Grotabyte’s entire liability and End User’s exclusive remedy shall be return of price paid or repair or replacement of nonconforming Software, subject to the limitations in the Agreement.
10. No Other Grotabyte Warranties.
EXCEPT AS EXPRESSLY OUTLINED IN THIS LICENSE AGREEMENT, GROTABYTE MAKES NO OTHER WARRANTIES, EXPRESS OR IMPLIED, INCLUDING THE IMPLIED WARRANTIES OF MERCHANTABILITY, FITNESS FOR A PARTICULAR PURPOSE, TITLE OR NON-INFRINGEMENT. SOME JURISDICTIONS DO NOT ALLOW LIMITATIONS; THESE MAY NOT APPLY.
11. No Liability for Damages.
Except as otherwise stated (e.g., gross negligence, willful misconduct, indemnification), neither party shall be liable for consequential, incidental, special, punitive, or indirect damages. Certain limitations may not apply in some jurisdictions.
12. Registration.
License rights may require registration via Grotabyte’s portal. Registration information is subject to Grotabyte’s Privacy Policy at https://grotabyte.com/privacy.
13. Export Restrictions; Legal Compliance.
End User agrees to comply with all relevant U.S. export laws and regulations to assure neither the Software nor any direct product thereof is exported in violation of law or used for prohibited purposes.
14. Term and Termination.
This Agreement remains in effect until terminated. Upon certain uncured breaches, Grotabyte may terminate. Upon termination, parties will use commercially reasonable efforts to destroy Confidential Information (including the Software), subject to lawful archival retention. Survival applies to sections that by nature should survive.

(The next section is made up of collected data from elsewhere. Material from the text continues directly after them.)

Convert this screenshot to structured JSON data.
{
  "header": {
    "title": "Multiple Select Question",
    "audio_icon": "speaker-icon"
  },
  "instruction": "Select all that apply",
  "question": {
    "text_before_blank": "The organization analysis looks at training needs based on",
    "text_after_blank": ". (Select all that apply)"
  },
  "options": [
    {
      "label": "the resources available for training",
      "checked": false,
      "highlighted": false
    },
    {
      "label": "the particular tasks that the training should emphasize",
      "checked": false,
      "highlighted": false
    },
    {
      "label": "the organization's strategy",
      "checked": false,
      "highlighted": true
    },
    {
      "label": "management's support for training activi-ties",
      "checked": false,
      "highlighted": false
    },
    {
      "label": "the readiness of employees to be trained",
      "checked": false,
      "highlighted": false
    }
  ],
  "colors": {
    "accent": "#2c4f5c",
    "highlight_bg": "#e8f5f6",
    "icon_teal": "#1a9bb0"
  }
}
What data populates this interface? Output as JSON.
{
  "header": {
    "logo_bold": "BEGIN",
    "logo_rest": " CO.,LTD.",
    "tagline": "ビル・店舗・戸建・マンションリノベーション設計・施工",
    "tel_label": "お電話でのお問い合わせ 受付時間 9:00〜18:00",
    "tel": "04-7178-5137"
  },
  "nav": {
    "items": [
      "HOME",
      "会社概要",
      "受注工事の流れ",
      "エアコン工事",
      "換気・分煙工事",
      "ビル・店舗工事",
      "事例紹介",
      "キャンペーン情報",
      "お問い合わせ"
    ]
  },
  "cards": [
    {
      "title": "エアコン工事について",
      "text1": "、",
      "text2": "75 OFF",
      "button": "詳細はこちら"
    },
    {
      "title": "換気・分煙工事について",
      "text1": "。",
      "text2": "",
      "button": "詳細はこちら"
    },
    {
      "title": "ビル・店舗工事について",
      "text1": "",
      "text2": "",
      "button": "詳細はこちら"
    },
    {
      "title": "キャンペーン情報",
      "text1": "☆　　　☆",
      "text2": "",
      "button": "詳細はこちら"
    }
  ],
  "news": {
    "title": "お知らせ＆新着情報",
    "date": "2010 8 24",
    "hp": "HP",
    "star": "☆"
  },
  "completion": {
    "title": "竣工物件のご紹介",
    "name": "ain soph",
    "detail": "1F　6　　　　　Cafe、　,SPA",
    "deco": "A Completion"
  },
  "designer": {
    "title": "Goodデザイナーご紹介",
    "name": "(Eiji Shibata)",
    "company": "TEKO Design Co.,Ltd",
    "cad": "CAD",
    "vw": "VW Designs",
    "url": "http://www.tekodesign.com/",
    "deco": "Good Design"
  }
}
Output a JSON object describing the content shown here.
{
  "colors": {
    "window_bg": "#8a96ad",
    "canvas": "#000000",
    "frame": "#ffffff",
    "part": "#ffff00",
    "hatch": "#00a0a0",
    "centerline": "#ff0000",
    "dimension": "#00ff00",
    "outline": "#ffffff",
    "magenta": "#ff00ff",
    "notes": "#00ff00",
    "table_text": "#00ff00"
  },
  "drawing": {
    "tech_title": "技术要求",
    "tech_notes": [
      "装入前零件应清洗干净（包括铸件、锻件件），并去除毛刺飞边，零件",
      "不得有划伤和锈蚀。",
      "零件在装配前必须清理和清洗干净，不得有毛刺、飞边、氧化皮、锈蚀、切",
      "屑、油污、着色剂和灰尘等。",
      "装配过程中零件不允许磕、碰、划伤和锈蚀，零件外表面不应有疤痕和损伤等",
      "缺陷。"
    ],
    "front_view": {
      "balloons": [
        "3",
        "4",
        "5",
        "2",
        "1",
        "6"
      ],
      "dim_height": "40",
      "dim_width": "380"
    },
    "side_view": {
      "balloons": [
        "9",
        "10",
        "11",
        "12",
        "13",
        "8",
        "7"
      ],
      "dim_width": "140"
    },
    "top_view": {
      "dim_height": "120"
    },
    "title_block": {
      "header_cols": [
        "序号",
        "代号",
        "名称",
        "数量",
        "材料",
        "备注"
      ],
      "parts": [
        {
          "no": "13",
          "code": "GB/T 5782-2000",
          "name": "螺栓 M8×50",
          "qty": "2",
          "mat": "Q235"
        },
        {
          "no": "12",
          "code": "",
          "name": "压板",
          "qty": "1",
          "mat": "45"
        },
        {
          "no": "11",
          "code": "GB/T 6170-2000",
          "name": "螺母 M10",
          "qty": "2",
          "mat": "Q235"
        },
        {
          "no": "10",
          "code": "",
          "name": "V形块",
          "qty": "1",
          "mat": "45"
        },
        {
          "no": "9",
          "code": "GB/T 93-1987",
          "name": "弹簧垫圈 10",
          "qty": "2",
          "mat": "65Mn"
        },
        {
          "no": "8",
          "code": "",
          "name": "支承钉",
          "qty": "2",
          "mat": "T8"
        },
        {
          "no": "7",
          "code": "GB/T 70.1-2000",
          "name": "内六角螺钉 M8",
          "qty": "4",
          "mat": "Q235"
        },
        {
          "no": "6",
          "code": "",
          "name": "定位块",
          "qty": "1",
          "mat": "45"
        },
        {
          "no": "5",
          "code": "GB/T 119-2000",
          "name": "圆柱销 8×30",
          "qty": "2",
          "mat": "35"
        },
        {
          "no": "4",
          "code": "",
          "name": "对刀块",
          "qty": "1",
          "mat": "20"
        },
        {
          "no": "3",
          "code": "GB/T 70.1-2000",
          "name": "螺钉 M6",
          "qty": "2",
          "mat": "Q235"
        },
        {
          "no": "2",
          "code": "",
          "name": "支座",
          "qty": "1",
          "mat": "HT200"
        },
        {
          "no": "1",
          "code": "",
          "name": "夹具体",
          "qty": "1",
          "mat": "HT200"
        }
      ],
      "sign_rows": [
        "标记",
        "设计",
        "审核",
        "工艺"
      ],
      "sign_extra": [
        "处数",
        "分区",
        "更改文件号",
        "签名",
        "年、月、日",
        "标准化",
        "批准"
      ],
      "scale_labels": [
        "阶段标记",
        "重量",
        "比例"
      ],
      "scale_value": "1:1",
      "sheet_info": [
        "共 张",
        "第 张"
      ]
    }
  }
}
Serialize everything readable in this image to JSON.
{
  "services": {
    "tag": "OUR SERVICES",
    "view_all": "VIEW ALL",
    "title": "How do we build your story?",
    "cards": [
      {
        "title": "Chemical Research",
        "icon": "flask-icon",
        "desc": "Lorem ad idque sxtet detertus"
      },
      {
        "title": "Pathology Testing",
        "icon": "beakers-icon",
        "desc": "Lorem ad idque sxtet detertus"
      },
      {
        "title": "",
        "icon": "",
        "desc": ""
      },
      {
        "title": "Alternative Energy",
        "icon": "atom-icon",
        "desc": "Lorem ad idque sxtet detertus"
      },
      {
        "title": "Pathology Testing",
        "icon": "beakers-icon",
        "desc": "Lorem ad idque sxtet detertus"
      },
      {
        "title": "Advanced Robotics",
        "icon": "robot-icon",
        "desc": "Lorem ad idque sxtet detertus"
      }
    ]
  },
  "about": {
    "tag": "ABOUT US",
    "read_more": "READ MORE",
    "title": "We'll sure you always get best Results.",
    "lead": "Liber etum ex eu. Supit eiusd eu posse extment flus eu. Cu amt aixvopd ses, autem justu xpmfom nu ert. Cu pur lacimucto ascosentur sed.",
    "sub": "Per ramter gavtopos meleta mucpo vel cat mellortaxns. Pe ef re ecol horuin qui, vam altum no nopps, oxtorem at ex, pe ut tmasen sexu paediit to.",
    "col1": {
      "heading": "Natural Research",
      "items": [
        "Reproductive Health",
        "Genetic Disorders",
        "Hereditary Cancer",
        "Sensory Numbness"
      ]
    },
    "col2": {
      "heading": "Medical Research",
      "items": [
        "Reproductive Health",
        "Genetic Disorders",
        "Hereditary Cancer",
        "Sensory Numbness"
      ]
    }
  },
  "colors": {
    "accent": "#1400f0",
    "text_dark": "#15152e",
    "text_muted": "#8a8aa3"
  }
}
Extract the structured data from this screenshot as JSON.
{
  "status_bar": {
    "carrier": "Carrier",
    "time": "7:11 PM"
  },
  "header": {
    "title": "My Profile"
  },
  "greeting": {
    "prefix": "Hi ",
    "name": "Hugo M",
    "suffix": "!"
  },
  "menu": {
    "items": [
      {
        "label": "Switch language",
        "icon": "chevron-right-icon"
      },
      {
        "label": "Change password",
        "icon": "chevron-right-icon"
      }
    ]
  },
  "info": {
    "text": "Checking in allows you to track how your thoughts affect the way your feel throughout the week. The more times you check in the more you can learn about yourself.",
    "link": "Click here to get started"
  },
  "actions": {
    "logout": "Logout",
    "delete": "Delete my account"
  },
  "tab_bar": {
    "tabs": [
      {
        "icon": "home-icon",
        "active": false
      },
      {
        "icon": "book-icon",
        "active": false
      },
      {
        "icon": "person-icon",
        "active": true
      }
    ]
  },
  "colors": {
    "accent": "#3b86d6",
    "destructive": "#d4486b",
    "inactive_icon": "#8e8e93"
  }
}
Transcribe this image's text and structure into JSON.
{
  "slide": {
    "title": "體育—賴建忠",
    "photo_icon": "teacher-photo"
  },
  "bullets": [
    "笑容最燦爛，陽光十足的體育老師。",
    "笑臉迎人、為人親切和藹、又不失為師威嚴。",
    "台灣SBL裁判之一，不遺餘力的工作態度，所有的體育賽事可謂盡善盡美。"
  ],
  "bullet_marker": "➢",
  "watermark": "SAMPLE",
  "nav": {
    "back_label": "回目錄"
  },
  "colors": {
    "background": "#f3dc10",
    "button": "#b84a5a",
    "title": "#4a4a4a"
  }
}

15. Additional Software/Services.
This Agreement applies to updates, supplements, or add-ons provided after registration unless otherwise agreed. Grotabyte may discontinue access and will refund relevant fees for any affected Software.
16. Governing Law.
Unless otherwise agreed, disputes (except those relating to IP rights) are subject to binding arbitration in Delaware, USA, under the rules of the American Arbitration Association. Prevailing party entitled to reasonable attorneys’ fees.
17. Notices.
Notices must be in writing and delivered by personal delivery, overnight courier, email (PDF), fax, or certified/registered mail to the addresses designated by the parties. Effective upon receipt.
18. General Terms.
No waiver by delay or failure to enforce rights. Any claim must be filed within one (1) year after it arose. No assignment without prior written consent. Entire Agreement with the Service Level Agreement and applicable Grotabyte invoice; supersedes prior agreements. Counterparts and electronic signatures permitted. No public announcement by Grotabyte without End User’s prior written consent.